Both Ronni Bennett and Ann Althouse have linked to this fascinating post at the Eide Neurolearning Blog about how blogging likely changes the brain.
Why ask this question? The primary reason can be found in one of the central tenets of modern neuroscience: "The neurons that fire together, wire together." What this basically means is that our mental activities actually cause changes in the structures of our brains--not only what we think, but how we think as well. Given such activity-directed change, it always makes sense to ask whenever large numbers of people start using their brains in new and different ways, what effects these new activities are likely to have on brain structure and function.
No one has yet hooked a blogger up to an fMRI or PET scanner in medias res, but the Drs. Eide -- a pair of physician-parents specializing in learning and learning difficulties -- do some informed speculating, based on the way blogging changes the mind. If you're a blogger curious or worried about whether this new habit will cause you to become blind or feeble-minded, you will find the Eides' post very reassuring and encouraging. You may even get a swelled head.
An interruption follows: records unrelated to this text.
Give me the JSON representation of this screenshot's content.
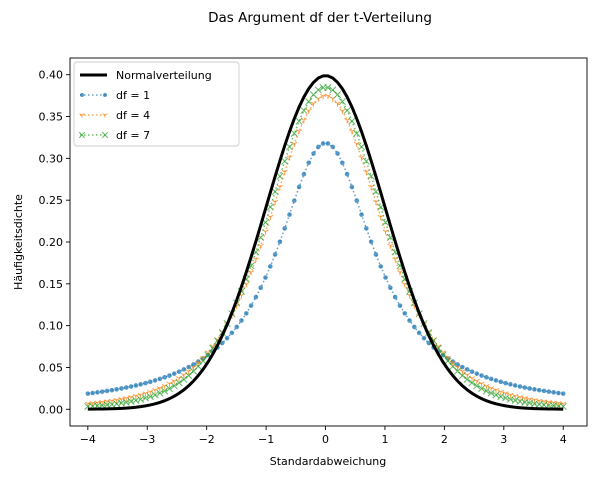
{
  "chart_data": {
    "type": "line",
    "title": "Das Argument df der t-Verteilung",
    "xlabel": "Standardabweichung",
    "ylabel": "Häufigkeitsdichte",
    "xlim": [
      -4.3,
      4.4
    ],
    "ylim": [
      -0.02,
      0.42
    ],
    "xticks": [
      -4,
      -3,
      -2,
      -1,
      0,
      1,
      2,
      3,
      4
    ],
    "xtick_labels": [
      "−4",
      "−3",
      "−2",
      "−1",
      "0",
      "1",
      "2",
      "3",
      "4"
    ],
    "yticks": [
      0.0,
      0.05,
      0.1,
      0.15,
      0.2,
      0.25,
      0.3,
      0.35,
      0.4
    ],
    "ytick_labels": [
      "0.00",
      "0.05",
      "0.10",
      "0.15",
      "0.20",
      "0.25",
      "0.30",
      "0.35",
      "0.40"
    ],
    "grid": false,
    "legend_position": "top-left",
    "x_range": [
      -4,
      4
    ],
    "samples": 100,
    "series": [
      {
        "name": "Normalverteilung",
        "distribution": "normal",
        "color": "#000000",
        "style": "solid",
        "marker": "none"
      },
      {
        "name": "df = 1",
        "distribution": "t",
        "df": 1,
        "color": "#1f77b4",
        "style": "dotted",
        "marker": "dot"
      },
      {
        "name": "df = 4",
        "distribution": "t",
        "df": 4,
        "color": "#ff7f0e",
        "style": "dotted",
        "marker": "tri-down"
      },
      {
        "name": "df = 7",
        "distribution": "t",
        "df": 7,
        "color": "#2ca02c",
        "style": "dotted",
        "marker": "x"
      }
    ]
  }
}
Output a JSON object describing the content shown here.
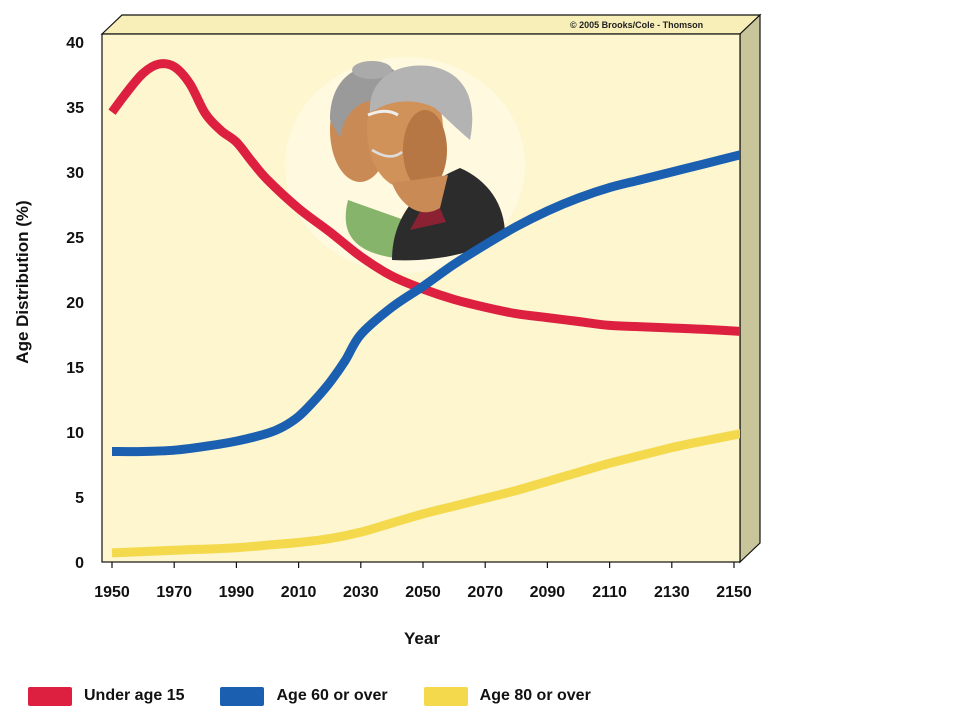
{
  "credit": "© 2005 Brooks/Cole - Thomson",
  "illustration": "elderly-couple-portrait",
  "chart_data": {
    "type": "line",
    "xlabel": "Year",
    "ylabel": "Age Distribution (%)",
    "xlim": [
      1950,
      2155
    ],
    "ylim": [
      0,
      40
    ],
    "x_ticks": [
      "1950",
      "1970",
      "1990",
      "2010",
      "2030",
      "2050",
      "2070",
      "2090",
      "2110",
      "2130",
      "2150"
    ],
    "y_ticks": [
      "0",
      "5",
      "10",
      "15",
      "20",
      "25",
      "30",
      "35",
      "40"
    ],
    "plot_background": "#fdf6cf",
    "legend_position": "bottom",
    "series": [
      {
        "name": "Under age 15",
        "color": "#dd2040",
        "x": [
          1950,
          1955,
          1960,
          1965,
          1970,
          1975,
          1980,
          1985,
          1990,
          1995,
          2000,
          2010,
          2020,
          2030,
          2040,
          2050,
          2060,
          2070,
          2080,
          2090,
          2100,
          2110,
          2120,
          2130,
          2140,
          2155
        ],
        "y": [
          34.6,
          36.2,
          37.6,
          38.3,
          38.1,
          36.8,
          34.5,
          33.2,
          32.3,
          30.8,
          29.4,
          27.2,
          25.4,
          23.5,
          22.0,
          21.0,
          20.2,
          19.6,
          19.1,
          18.8,
          18.5,
          18.2,
          18.1,
          18.0,
          17.9,
          17.7
        ]
      },
      {
        "name": "Age 60 or over",
        "color": "#1a5fb0",
        "x": [
          1950,
          1960,
          1970,
          1980,
          1990,
          2000,
          2005,
          2010,
          2015,
          2020,
          2025,
          2030,
          2040,
          2050,
          2060,
          2070,
          2080,
          2090,
          2100,
          2110,
          2120,
          2130,
          2140,
          2155
        ],
        "y": [
          8.5,
          8.5,
          8.6,
          8.9,
          9.3,
          9.9,
          10.4,
          11.2,
          12.4,
          13.8,
          15.5,
          17.5,
          19.6,
          21.2,
          22.9,
          24.4,
          25.8,
          27.0,
          28.0,
          28.8,
          29.4,
          30.0,
          30.6,
          31.5
        ]
      },
      {
        "name": "Age 80 or over",
        "color": "#f4d94c",
        "x": [
          1950,
          1970,
          1990,
          2000,
          2010,
          2020,
          2030,
          2040,
          2050,
          2060,
          2070,
          2080,
          2090,
          2100,
          2110,
          2120,
          2130,
          2140,
          2155
        ],
        "y": [
          0.7,
          0.9,
          1.1,
          1.3,
          1.5,
          1.8,
          2.3,
          3.0,
          3.7,
          4.3,
          4.9,
          5.5,
          6.2,
          6.9,
          7.6,
          8.2,
          8.8,
          9.3,
          10.0
        ]
      }
    ]
  }
}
Ann quotes the post at length, so I won't. Go there for a good overview of it, and for the pleasure of . . . well, I don't know if blogging quite rises to an art form, but the pleasure of hearing Ann do a little war-dance of exultation, like an artist who's finally found her form. (The old Amsterdam sketchbooks she's been scanning and posting can be seen as an early sortie in search of that form.) Here's her cry of homecoming:
I feel that I came to blogging with a brain ready to do exactly this and previously severely frustrated by an inability to do this. And I am also very aware that blogging has really affected my mind, mostly in good ways. For one thing, it's gotten me past that severe frustration of not blogging. . . .I feel I can think more clearly and quickly about what matters — in a bloggish sense of what "matters" . . . . And I have a cool feeling of being able to pay rapt attention to whatever I'm thinking and writing about while still being ever distractable.
I think this explains why Ann is such a successful blogger. (I used to think it was because Glenn liked her -- true enough as far as it goes, but really just envy: after all, why did Glenn like her?) In a blog -- as on the radio, which is the medium I think it most resembles -- the movement of your mind is the whole action. And Ann's mind -- and her ability to let us watch it in motion -- is highly entertaining: powerful, playful, omnivorous and unpredictable. (Commenter Ruth Anne Adams says to her: "You emblogify blogs.") The brilliant, darting, probing way Ann's mind moves reminds me of nothing so much as a hummingbird -- one of the larger hummingbirds, I hasten to add. She's the 800-pound hummingbird of the blogosphere.
I take your meaning regarding Althouse, although picturing an eight-hundred pound hummingbird--let alone picturing her as one--borders on the scary. Such a creature would cause me to run for cover!